Several techniques have been developed to detect the presence of clones with specific DNA sequence inserts. The most widely used method is nucleic acid hybridization (p. 57). Colonies of transformed host bacteria with recombinant clones are used to make replica plates that are lyzed and then blotted on to a nitrocellulose filter to which nucleic acid binds. The DNA of the replica blot is then denatured to make the DNA single stranded, which will allow it to hybridize with single-stranded, radioactively labeled DNA or RNA probes (p. 58), which can then be detected by exposure to an x-ray film, or what is known as autoradiography. In this way, a transformed host bacterial colony containing a sequence complementary to the probe can be detected and, from its position on the replica plate, the colony containing that clone can be identified on the master plate, ‘picked’, and cultured separately (Figure 4.5).

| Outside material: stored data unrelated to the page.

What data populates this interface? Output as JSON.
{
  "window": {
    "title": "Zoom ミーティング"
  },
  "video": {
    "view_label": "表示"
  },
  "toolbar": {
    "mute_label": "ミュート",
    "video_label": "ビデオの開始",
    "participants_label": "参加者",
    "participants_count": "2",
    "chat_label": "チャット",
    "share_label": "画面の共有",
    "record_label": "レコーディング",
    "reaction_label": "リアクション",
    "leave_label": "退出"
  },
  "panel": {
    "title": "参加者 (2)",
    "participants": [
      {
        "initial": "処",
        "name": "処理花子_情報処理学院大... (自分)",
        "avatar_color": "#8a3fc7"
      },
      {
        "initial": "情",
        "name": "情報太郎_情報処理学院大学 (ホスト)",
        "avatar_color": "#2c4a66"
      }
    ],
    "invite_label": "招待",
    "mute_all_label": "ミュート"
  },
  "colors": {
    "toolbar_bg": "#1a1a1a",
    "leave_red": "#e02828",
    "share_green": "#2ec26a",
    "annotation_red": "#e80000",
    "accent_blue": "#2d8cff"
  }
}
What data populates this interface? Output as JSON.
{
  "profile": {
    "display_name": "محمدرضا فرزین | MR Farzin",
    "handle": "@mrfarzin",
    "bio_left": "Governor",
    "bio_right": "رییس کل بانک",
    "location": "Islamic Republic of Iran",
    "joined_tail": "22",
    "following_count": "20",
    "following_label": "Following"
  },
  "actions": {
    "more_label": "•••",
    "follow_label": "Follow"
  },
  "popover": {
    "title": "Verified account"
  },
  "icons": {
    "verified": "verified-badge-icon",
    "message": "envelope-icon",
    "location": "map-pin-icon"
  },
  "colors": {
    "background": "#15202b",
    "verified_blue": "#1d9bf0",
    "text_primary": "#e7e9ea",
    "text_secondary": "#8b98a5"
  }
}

FIGURE 4.5 Identification of recombinant DNA clones with specific DNA inserts by loss of antibiotic resistance, nucleic acid hybridization, and autoradiography.

The PCR

DNA sequence information is used to design two oligonucleotide primers (amplimers) of approximately 20 bp in length complementary to the DNA sequences flanking the target DNA fragment. The first step is to denature the double-stranded DNA by heating. The primers then bind to the complementary DNA sequences of the single-stranded DNA templates. DNA polymerase extends the primer DNA in the presence of the deoxynucleotide triphosphates (dATP, dCTP, dGTP, and dTTP) to synthesize the complementary DNA sequence. Subsequent heat denaturation of the double-stranded DNA, followed by annealing of the same primer sequences to the resulting single-stranded DNA, will result in the synthesis of further copies of the target DNA. Some 30 to 35 successive repeated cycles results in more than 1 million copies (amplicons) of the DNA target, sufficient for direct visualization by ultraviolet fluorescence after ethidium bromide staining, without the need to use indirect detection techniques (Figure 4.6).

FIGURE 4.6 Diagram of the polymerase chain reaction showing serial denaturation of DNA, primer annealing, and extension with doubling of the target DNA fragment numbers in each cycle.

PCR allows analysis of DNA from any cellular source containing nuclei; in addition to blood, this can include less invasive samples such as buccal scrapings or pathological archival material. It is also possible to start with quantities of DNA as small as that from a single cell, as is the case in preimplantation genetic diagnosis (p. 335). Great care has to be taken with PCR, however, because DNA from a contaminating extraneous source, such as desquamated skin from a laboratory worker, will also be amplified. This can lead to false-positive results unless the appropriate control studies are used to detect this possible source of error.

Another advantage of PCR is the rapid turnaround time of samples for analysis. Use of the heat-stable Taq DNA polymerase isolated from the bacterium Thermophilus aquaticus, which grows naturally in hot springs, generates PCR products in a matter of hours rather than the days or weeks required for cell-based in-vivo DNA cloning techniques.

Real-time PCR machines have reduced this time to less than 1 hour, and fluorescence technology is used to monitor the generation of PCR products during each cycle, thus eliminating the need for gel electrophoresis.

DNA cloning by PCR, in contrast to in-vivo cell-based techniques, has the disadvantage that it requires knowledge of the nucleotide sequence of the target DNA fragment and is best used to amplify DNA fragments of up to 1 kb, although long-range PCR allows the amplification of larger DNA fragments of up to 20 kb to 30 kb.